Trojan Wants All The Things

By now, it’s become pretty much de rigueur for botmasters to distribute a password stealer of one form or another along with all this other stuff. After all, if you’re a typical cybercriminal, you don’t want to let anything of value potentially slip your grasp. But one of the more intriguing payloads of this nature I’ve seen in the recent campaign appears to crawl the infected computer’s filesystem searching for anything, in any file, that resembles an email address.

The bot then sends a batch of email addresses every 15-30 seconds, in the form of a specially-crafted packet, to a server listening for them on TCP port 20051, for as long as the Trojan continues to find them. The packets are not just identifiable because the bot always performs a TCP PUSH to port 20051, but also because the data portion of the packet always starts with the text string “Asdj” (which, translated to the Base-64 encoding format used by the bot, ends up always looking like the string “QXNka.” in the packets)

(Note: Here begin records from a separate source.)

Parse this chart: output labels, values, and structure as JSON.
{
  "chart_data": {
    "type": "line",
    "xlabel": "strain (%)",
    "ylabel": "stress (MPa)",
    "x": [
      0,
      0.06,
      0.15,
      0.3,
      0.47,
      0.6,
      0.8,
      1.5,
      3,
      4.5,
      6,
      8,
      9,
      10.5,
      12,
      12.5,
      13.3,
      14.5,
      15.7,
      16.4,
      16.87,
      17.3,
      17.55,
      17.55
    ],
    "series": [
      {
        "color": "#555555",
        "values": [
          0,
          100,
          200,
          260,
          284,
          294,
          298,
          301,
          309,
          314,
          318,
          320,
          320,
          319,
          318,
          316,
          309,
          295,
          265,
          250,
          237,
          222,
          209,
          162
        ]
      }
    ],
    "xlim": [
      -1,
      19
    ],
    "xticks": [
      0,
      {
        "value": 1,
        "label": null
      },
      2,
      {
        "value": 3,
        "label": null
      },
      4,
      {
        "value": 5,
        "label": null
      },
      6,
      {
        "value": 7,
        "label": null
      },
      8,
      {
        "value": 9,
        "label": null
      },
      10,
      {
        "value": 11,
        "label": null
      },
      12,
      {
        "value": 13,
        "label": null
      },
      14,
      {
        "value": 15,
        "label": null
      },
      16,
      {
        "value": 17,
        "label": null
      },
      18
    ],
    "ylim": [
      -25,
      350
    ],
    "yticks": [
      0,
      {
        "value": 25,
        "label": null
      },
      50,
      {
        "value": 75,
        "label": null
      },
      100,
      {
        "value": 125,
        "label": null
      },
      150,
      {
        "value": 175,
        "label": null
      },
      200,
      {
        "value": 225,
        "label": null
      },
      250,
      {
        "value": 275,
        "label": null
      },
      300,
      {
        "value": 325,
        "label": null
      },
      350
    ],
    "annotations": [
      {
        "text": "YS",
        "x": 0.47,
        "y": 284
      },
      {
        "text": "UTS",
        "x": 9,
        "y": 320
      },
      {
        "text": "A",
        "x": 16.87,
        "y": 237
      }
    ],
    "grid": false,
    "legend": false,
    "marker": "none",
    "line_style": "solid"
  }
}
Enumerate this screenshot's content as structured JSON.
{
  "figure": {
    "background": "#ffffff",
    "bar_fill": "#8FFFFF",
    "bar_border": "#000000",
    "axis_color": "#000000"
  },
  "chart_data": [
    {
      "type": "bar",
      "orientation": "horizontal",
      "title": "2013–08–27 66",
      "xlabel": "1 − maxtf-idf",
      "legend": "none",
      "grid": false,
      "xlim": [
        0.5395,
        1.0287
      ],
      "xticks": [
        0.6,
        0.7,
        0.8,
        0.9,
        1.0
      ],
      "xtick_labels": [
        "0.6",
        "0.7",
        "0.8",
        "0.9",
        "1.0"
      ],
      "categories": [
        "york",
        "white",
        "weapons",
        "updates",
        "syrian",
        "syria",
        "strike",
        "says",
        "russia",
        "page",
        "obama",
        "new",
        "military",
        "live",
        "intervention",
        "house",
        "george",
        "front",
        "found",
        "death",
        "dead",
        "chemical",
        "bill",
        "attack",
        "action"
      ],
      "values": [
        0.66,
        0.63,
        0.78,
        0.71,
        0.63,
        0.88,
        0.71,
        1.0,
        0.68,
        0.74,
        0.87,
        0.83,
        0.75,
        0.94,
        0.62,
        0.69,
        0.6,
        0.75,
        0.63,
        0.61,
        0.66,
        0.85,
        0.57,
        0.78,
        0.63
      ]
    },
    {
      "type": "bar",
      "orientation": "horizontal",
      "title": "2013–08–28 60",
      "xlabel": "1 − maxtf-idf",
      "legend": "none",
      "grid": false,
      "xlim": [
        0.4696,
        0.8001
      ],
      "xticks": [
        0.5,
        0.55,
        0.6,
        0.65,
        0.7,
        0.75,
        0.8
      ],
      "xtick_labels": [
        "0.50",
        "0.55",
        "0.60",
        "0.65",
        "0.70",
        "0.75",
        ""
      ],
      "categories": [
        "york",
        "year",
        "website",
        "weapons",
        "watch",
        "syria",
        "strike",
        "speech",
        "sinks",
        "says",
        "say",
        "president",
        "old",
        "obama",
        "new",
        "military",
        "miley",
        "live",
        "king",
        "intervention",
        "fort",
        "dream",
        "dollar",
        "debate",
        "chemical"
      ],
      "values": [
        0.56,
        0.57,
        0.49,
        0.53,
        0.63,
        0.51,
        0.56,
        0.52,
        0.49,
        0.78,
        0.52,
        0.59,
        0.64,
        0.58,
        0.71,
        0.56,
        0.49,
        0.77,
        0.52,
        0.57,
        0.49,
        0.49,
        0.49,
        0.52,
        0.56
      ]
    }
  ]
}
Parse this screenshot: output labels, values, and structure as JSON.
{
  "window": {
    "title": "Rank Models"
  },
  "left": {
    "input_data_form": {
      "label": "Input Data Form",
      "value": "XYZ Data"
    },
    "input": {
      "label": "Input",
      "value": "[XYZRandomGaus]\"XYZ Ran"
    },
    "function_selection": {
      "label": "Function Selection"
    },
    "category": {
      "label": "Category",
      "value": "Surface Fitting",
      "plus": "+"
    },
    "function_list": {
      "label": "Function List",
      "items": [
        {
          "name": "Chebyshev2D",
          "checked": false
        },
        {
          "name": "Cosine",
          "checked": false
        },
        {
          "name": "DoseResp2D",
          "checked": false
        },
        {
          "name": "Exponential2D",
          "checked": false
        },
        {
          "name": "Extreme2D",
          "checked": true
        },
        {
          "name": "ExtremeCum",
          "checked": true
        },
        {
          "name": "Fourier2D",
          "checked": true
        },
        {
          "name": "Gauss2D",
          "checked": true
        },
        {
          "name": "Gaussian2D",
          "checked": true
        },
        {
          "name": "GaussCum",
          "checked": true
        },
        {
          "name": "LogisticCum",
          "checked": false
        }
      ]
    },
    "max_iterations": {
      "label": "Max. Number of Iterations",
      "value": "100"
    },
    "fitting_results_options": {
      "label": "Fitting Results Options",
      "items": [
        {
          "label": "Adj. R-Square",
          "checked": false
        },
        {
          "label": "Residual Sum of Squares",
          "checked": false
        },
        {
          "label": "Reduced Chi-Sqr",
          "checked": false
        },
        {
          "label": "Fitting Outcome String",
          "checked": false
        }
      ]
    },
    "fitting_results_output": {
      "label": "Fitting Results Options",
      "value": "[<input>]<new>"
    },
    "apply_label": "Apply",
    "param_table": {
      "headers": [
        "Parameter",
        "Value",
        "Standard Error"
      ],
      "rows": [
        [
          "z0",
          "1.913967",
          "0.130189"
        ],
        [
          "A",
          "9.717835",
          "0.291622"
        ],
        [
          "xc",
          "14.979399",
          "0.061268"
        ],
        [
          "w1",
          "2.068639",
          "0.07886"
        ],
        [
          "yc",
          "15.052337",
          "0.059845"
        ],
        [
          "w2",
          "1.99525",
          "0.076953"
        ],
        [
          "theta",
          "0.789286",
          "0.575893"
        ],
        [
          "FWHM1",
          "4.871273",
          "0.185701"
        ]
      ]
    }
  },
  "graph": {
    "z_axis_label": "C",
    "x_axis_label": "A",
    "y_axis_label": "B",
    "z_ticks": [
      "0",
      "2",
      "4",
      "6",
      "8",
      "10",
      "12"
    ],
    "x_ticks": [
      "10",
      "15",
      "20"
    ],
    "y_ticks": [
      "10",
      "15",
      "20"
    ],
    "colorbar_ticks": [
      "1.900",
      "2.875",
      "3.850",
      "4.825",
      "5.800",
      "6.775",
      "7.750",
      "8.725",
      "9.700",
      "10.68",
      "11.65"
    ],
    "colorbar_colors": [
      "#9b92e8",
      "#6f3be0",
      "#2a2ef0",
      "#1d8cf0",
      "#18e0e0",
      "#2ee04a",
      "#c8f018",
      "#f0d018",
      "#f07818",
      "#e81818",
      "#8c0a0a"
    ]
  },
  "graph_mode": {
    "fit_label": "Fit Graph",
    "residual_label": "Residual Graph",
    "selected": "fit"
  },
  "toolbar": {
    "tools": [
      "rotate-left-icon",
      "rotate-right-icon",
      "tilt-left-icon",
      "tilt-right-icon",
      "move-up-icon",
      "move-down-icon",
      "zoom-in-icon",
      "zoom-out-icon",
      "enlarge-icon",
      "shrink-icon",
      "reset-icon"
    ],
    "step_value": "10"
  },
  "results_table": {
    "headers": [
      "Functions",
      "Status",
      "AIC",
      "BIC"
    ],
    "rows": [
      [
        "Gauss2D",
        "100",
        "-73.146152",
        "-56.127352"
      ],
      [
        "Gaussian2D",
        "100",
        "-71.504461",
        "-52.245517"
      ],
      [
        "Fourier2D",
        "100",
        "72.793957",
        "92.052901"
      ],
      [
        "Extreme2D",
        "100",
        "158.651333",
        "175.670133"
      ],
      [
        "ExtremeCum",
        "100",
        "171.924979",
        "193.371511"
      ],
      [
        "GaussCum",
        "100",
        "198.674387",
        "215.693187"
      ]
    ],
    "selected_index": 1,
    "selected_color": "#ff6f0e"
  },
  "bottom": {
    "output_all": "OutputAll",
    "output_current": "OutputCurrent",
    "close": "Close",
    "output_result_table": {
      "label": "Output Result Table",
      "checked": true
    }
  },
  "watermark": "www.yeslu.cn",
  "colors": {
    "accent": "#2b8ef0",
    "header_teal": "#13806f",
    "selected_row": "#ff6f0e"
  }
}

The Trojan, which some vendors have named Kegotip, also trolls all the usual locations in the Registry for stored credentials in Internet-enabled applications, like browsers, email apps, or FTP clients. In fact, the first thing it sends back is a decoded list of all the FTP credentials it can find. Over the course of the past two weeks, just two instances of Kegotip despatched over 15MB of stolen email addresses and fake credentials from two infected machines in the lab network to one of two IP addresses, shown below (94.75.227.218 and 174.142.75.71).

Amusingly enough, the copy of Kegotip that infected one of my non-VM testbeds got a lot more than it bargained for when it began scraping email addresses from the hard drive. Stored on a secondary partition of that machine is a huge archive of extracted Web pages that originated from infected hosts and command-and-control servers. Embedded in many of those extracted artifacts, which include a significant amount of other malware files, Kegotip found boatloads of bogus email addresses, as well as the addresses embedded into many, many malicious emails and pages hosting dangerous content.

This is extremely useful information for me to have, so thanks for doing all the heavy lifting for me, Kegotip operator dude.

Hopefully, the operators of this bot will then turn around and begin spamming (or selling to spammers) the addresses they harvested from my 18-month-old archive of thousands of infected Web pages and forged emails and other malware. I like to imagine that they’ll just spam other spammers or criminals to death, but they probably won’t. The address list they culled from this collection is utterly useless. Turnabout is fair play, idiots.